Understanding Relationship Between ADHD & Interest
There is a close relationship between ADHD and interest. We often forget that people with ADHD are highly creative. The areas of our brain responsible for thinking outside the box and being creative are usually more active than those who don't have ADHD.
It is for this reason that people with ADHD tend to be very interested in a lot of things. We are always on the lookout for new and exciting experiences that can give us the dopamine rush that we crave. However, our brains are no longer feeling rewarded by the activity, that's when we often realize that our interests are short-lived.
Hobbies can be temporary for adults with ADHD. We should understand that we are prone to create new interests and lose the old ones. The good thing is that we can still find ways to appreciate the things that we used to like even if we no longer have the interest in pursuing them. 😘
ADHD and Losing Interest: FAQs (Frequently Asked Questions)
What does “losing interest quickly” mean for a person with ADHD?

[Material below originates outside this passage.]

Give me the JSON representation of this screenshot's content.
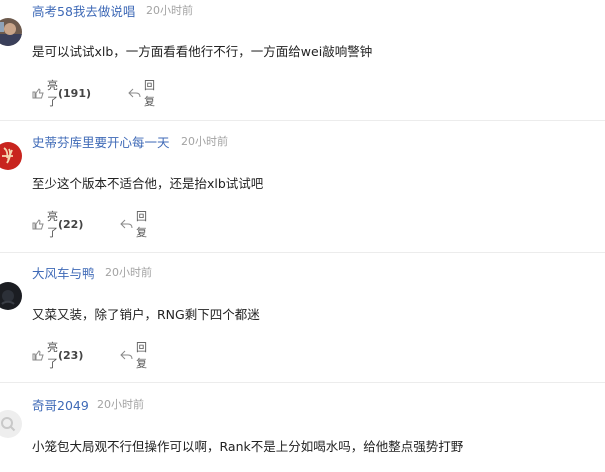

For some people with ADHD, losing interest quickly means desiring to start something - a hobby or activity - and then quitting after some time. This can not only be an expensive practice, but also a frustrating one since you are essentially putting focus and energy on the hobby.
What ADHD-related traits affect the ability to stick to one interest?
Difficulty paying attention and getting easily distracted can contribute to quickly losing interest. Likewise, the dopamine surge at the start of the activity gradually fades, triggering us to lose interest in the hobby.
How do you cope with losing interest quickly?
The best way to cope is to accept that some of your chosen hobbies may not last forever. Treasure the memories and be thankful that at one point, you enjoyed doing them. Doing trial and error can also help you find that one (or two) activity you will stick to for a long time.